Glad to see you're addressing the situation. If there's anything at all that I can do for you, please let me know. Given my location, I would even be willing to drive to Everett and help if needed. By the way, mine's red, too.


----------



## recycled_toddler (Feb 4, 2004)

Helaine said:


> Glad to see you're addressing the situation. If there's anything at all that I can do for you, please let me know. Given my location, I would even be willing to drive to Everett and help if needed. By the way, mine's red, too.


AWESOME!!! I was ripping through Mount Vernon yesterday to Wally-World with the tops off. It's about time we got some Skagiters here!

Yeah, that'd be great, but since my dad's friend is dragging his heels on the fabrication stuff I need, I'm gonna break away and make the stuff myself. I'll PM ya with my vital stats for contact.

I'm considering starting a club here and there's some interest; Gonna call it "S.P.O." (Sentra/Pulsar Owners). So far, tentative plan is to have the monthly meetings at either the King Charley's burger joint in Snohomish or some place a bit closer to the Skagit county line.

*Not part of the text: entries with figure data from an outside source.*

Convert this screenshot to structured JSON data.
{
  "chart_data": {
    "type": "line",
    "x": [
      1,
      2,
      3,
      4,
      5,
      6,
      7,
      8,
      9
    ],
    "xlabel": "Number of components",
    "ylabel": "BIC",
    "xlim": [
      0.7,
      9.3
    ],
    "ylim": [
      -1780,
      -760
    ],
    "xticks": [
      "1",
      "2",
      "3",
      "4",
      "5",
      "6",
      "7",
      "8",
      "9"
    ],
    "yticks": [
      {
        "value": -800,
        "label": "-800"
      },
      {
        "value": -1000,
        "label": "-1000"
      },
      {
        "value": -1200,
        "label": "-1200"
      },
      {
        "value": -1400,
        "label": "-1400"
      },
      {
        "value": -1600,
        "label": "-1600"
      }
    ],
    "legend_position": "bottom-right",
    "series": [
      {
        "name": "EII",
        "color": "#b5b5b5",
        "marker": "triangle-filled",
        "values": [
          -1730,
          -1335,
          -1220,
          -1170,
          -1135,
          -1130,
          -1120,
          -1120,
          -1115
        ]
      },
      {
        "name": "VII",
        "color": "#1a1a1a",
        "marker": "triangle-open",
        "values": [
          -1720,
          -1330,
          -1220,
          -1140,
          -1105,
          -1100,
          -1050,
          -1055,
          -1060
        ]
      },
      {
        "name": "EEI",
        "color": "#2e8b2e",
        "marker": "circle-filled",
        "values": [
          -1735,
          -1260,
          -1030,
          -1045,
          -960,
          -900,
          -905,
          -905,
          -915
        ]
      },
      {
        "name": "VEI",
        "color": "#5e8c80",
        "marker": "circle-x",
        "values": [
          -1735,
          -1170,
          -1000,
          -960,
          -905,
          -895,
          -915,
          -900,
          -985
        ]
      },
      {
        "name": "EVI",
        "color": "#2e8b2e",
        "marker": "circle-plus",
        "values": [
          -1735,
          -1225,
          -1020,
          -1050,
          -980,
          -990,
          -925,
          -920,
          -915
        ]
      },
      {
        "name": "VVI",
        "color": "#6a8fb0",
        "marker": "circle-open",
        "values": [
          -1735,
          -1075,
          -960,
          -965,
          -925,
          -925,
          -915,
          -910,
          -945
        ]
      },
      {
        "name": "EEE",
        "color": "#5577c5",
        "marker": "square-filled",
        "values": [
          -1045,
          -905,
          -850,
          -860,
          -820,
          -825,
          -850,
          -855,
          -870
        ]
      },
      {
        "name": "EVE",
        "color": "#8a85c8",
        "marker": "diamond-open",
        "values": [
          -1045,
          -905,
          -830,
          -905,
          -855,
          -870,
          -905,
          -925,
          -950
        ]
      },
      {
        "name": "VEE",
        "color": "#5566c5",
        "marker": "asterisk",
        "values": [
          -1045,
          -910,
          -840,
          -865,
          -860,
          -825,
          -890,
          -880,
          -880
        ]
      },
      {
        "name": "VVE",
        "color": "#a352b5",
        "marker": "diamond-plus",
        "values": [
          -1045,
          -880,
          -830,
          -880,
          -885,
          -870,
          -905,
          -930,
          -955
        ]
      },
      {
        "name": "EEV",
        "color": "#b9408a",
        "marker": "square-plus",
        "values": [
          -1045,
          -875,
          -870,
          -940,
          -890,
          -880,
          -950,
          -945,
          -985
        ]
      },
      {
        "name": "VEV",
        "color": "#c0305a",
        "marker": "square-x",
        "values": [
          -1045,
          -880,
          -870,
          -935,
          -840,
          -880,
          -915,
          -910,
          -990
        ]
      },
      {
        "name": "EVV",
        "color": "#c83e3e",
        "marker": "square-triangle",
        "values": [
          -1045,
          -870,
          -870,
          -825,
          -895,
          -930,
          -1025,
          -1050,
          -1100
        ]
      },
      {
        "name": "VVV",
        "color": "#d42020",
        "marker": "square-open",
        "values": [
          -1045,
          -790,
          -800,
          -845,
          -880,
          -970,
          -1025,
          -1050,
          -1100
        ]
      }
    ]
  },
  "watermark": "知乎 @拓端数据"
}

BTW: The SR-9 drive between Mount Vernon and Arlington is kick-ass at twilight!


----------



## recycled_toddler (Feb 4, 2004)

*Yet another update...*

We got progress! I've obtained the 1/4 inch steel plate myself and there was enough to make 4 adaptors and 4 wheel spacers...enough for two cars. Dimensions have been transferred and scribed onto the steel, awaiting drilling, hole-cutting and final cutting.

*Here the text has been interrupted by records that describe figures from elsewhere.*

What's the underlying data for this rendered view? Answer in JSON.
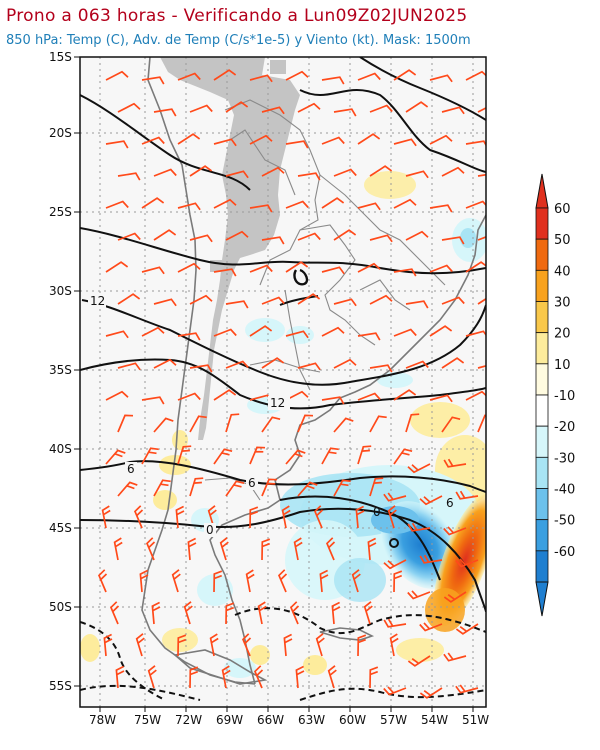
{
  "header": {
    "title": "Prono a 063 horas - Verificando a Lun09Z02JUN2025",
    "subtitle": "850 hPa: Temp (C), Adv. de Temp (C/s*1e-5) y Viento (kt). Mask: 1500m"
  },
  "map": {
    "lat_labels": [
      "15S",
      "20S",
      "25S",
      "30S",
      "35S",
      "40S",
      "45S",
      "50S",
      "55S"
    ],
    "lon_labels": [
      "78W",
      "75W",
      "72W",
      "69W",
      "66W",
      "63W",
      "60W",
      "57W",
      "54W",
      "51W"
    ],
    "contour_labels": [
      "12",
      "12",
      "6",
      "6",
      "6",
      "0",
      "0"
    ]
  },
  "colorbar": {
    "labels": [
      "60",
      "50",
      "40",
      "30",
      "20",
      "10",
      "-10",
      "-20",
      "-30",
      "-40",
      "-50",
      "-60"
    ],
    "colors": [
      "#e0301e",
      "#f06a10",
      "#f8a21e",
      "#f9c84b",
      "#fdec9c",
      "#fffbe0",
      "#ffffff",
      "#d6f6fa",
      "#a8e4f4",
      "#6cc1ec",
      "#3a9fe0",
      "#1f7fd0"
    ]
  },
  "colors": {
    "title": "#b3001b",
    "subtitle": "#1f7fb8",
    "wind_barbs": "#ff4a1a",
    "mask": "#c4c4c4"
  }
}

Also bought were 8 longer wheel studs and nuts to match, from the Dorman hardware bins at my local auto parts stores. The studs are 1/4 inch longer than what the NX hubs came with. The Z wheel studs weren't long enough, nor would the Nissan parts guy either research the need nor would he allow me to scout the bins. So, Dorman got the job! Thanks to S&M Auto Supply of Everett and AutoZone of Marysville!

As soon as the plates are drilled and cut out, we'll be on it. Keep tuned...

--RT


----------